Working out this hard and only losing five pounds? What gives? After I told him that although I didn't have the best eating habits, I wasn't scarfing behind his back, he sent me to a nutrition specialist. They both really tore into my life, which was embarrassing. As a fat girl, my self esteem was already down the tubes. Now two skinny people were inspecting me with a microscope, which made me notice every workout, every calorie, every bite, every decision, every minute of every day. And still no weight loss.

Although they meant well, and were there to help, the combination of me being hyper aware, having them quiz me, and working so hard I was sore every day (and throw in a crappy ex who called me fat) sent me into depression.

My hired team could not figure out why I couldn't loose weight, so they advised I go to a doctor for a slew of tests. Thyroid was the obvious potential issue. The tests all came back fine. I was sobbing in my doctor's office, at the end of this humiliating experience. He says, "Aren't you on the birth control shot?" I say, "Yes?" and finally the truth comes out.
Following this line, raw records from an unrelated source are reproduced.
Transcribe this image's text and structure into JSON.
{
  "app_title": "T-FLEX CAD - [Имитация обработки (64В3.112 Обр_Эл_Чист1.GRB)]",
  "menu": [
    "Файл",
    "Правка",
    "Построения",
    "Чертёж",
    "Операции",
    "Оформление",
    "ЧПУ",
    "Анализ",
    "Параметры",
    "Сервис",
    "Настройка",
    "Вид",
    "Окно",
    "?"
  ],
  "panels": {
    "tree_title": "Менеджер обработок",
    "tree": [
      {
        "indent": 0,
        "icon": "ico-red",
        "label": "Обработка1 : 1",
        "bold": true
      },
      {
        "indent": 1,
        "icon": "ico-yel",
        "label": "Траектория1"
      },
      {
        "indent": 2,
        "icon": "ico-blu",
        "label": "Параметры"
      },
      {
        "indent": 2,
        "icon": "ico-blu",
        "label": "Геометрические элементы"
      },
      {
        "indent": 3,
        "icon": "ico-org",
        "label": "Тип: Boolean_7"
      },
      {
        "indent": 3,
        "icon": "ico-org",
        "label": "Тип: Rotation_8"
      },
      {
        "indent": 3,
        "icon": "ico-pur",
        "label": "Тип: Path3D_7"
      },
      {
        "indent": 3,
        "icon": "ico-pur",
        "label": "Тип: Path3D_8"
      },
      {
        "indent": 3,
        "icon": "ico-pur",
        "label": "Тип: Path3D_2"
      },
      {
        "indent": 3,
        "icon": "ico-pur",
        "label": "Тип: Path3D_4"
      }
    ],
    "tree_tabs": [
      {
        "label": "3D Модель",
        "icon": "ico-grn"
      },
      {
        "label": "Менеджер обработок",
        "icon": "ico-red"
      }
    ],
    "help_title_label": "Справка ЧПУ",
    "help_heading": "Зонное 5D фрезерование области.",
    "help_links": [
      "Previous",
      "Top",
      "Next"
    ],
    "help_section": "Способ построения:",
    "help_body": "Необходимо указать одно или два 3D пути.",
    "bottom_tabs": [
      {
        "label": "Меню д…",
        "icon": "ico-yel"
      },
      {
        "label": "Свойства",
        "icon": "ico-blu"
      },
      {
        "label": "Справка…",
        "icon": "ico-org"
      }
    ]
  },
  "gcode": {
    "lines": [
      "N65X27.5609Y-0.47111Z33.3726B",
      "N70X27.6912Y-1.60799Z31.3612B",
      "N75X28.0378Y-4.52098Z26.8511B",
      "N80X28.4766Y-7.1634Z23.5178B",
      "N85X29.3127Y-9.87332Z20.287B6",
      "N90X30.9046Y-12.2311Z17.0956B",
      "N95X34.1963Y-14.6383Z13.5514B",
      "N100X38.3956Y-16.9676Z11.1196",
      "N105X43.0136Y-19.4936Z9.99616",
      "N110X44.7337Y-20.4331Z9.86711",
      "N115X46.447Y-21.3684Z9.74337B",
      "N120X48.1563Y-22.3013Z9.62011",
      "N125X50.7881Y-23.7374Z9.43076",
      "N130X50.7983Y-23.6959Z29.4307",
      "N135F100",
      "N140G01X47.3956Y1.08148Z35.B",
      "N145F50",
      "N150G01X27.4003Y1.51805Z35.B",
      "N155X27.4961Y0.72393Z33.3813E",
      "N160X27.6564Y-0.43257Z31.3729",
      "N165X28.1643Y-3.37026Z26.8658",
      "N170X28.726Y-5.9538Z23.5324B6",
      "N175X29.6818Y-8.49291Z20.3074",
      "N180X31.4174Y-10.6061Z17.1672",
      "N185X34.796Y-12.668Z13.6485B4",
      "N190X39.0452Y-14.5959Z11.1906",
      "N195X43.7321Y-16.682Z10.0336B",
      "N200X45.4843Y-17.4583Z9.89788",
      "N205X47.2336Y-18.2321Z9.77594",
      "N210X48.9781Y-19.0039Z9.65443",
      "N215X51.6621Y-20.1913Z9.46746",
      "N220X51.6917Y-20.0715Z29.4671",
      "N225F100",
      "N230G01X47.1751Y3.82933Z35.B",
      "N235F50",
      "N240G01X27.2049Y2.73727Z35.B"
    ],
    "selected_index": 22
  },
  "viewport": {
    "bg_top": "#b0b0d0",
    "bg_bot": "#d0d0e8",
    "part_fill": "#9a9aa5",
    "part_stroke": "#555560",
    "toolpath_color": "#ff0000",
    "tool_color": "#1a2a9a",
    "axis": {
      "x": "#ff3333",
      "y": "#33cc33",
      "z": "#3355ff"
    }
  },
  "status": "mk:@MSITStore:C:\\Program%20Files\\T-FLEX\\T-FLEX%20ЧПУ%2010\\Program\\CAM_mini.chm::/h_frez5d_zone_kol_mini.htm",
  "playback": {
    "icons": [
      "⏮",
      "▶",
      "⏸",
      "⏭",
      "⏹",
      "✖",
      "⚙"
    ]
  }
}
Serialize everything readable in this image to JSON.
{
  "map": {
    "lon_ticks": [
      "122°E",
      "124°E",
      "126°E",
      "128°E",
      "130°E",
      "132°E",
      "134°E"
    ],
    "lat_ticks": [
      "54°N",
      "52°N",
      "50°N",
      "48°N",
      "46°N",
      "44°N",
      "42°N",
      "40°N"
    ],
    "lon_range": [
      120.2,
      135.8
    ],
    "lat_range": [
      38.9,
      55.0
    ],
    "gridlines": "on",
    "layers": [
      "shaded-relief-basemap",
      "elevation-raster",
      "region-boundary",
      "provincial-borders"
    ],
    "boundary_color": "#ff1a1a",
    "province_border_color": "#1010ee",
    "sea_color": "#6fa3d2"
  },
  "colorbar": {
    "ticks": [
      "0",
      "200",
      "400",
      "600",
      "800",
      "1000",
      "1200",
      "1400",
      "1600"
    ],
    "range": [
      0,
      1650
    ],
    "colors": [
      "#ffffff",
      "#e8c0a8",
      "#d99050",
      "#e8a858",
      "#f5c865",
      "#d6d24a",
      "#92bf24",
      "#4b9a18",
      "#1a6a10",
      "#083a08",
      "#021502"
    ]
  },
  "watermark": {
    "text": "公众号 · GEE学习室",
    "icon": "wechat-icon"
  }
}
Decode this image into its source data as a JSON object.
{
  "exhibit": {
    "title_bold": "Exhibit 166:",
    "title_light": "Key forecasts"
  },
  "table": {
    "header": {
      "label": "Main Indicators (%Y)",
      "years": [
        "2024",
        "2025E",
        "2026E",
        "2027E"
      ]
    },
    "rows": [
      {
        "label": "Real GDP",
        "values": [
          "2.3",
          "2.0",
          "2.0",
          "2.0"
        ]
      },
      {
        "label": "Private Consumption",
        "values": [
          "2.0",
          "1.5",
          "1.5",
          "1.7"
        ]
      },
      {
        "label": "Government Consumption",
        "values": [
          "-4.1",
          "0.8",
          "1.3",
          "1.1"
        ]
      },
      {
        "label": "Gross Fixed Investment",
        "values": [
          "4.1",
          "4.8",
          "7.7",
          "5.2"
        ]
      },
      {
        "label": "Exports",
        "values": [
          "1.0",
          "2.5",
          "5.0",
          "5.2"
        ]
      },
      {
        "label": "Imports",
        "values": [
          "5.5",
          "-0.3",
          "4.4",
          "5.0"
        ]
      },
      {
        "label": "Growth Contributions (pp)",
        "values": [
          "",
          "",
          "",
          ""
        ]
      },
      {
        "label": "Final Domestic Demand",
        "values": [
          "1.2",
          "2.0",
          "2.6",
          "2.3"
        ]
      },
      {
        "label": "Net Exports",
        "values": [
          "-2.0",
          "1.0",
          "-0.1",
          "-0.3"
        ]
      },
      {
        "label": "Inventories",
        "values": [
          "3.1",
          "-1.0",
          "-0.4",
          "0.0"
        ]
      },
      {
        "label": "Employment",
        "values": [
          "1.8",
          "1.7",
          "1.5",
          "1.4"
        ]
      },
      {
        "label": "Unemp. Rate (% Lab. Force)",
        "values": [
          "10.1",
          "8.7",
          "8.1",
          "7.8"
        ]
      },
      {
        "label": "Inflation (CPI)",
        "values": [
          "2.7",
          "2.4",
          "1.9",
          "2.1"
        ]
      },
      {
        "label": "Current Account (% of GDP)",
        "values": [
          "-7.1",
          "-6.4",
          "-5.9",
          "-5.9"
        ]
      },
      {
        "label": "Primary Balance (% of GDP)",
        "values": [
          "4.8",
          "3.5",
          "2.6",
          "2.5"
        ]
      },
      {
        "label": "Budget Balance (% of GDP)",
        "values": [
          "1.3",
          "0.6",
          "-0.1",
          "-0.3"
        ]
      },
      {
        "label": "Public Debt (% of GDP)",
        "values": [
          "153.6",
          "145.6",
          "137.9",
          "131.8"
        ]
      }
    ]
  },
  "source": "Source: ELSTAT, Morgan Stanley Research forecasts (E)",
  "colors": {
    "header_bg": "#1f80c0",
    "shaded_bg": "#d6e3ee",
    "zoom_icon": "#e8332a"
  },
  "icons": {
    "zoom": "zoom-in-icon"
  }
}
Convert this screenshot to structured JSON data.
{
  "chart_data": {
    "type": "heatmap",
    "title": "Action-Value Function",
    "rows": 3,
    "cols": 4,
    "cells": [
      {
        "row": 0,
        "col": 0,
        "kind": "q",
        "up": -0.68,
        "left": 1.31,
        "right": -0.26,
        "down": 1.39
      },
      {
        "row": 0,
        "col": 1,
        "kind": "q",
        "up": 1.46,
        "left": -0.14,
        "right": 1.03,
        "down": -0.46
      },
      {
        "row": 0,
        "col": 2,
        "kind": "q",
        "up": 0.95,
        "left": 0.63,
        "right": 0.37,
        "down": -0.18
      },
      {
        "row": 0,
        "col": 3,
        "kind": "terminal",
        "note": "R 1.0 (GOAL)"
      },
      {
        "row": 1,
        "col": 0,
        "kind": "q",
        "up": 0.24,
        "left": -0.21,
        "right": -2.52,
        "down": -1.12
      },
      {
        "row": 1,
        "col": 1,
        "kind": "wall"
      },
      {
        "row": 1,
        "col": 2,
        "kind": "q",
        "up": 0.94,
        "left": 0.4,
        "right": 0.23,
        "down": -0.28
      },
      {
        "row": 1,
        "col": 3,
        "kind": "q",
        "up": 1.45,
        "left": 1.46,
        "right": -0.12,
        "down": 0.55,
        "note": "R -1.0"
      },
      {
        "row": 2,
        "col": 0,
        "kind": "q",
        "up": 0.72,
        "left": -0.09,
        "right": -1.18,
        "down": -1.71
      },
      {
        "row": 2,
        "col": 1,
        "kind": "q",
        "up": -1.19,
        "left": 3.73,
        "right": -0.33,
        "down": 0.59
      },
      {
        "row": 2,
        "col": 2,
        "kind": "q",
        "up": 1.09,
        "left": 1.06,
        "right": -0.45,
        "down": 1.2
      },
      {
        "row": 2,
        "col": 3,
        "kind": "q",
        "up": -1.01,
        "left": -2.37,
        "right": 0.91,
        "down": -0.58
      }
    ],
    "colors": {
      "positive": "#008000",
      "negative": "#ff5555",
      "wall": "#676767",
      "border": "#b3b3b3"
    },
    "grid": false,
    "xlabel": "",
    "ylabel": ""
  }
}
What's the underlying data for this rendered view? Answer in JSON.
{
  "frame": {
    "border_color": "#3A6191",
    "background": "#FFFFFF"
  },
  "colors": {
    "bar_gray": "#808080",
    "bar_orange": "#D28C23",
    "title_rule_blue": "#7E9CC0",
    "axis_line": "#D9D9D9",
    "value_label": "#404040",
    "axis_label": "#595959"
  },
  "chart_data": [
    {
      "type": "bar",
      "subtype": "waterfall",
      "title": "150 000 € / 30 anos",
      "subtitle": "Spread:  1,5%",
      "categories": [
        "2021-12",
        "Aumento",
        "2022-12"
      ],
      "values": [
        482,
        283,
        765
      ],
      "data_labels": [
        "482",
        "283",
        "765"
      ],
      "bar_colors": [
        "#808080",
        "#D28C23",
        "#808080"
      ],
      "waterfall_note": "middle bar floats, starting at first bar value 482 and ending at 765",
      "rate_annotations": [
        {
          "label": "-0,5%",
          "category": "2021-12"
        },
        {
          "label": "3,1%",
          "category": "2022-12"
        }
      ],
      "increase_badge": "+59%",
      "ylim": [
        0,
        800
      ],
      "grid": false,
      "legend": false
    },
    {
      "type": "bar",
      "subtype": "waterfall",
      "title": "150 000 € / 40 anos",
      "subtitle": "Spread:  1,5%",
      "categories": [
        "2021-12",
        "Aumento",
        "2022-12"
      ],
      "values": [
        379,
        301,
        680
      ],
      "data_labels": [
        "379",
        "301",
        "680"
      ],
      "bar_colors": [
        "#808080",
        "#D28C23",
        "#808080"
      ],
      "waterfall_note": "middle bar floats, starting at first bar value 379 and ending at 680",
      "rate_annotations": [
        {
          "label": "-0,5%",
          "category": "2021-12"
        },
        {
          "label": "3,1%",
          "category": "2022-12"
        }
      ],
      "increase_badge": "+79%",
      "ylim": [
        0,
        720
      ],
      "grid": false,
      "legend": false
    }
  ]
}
Doc advises me that the main side effect of depo provera is weight gain. The drug is effective in preventing pregnancy because it makes the human body think it is pregnant, and stops a woman's period altogether. Which means the body starts reserving fat for the non-existent baby.

Digest this. What a unbelievably unnatural way to mess with a woman's body. And the worst news? The drug stays active in my system for a year to year and a half after discontinued use.

Meaning- I was destined to a life stuck in this fat suit for an entire year, regardless of what I did.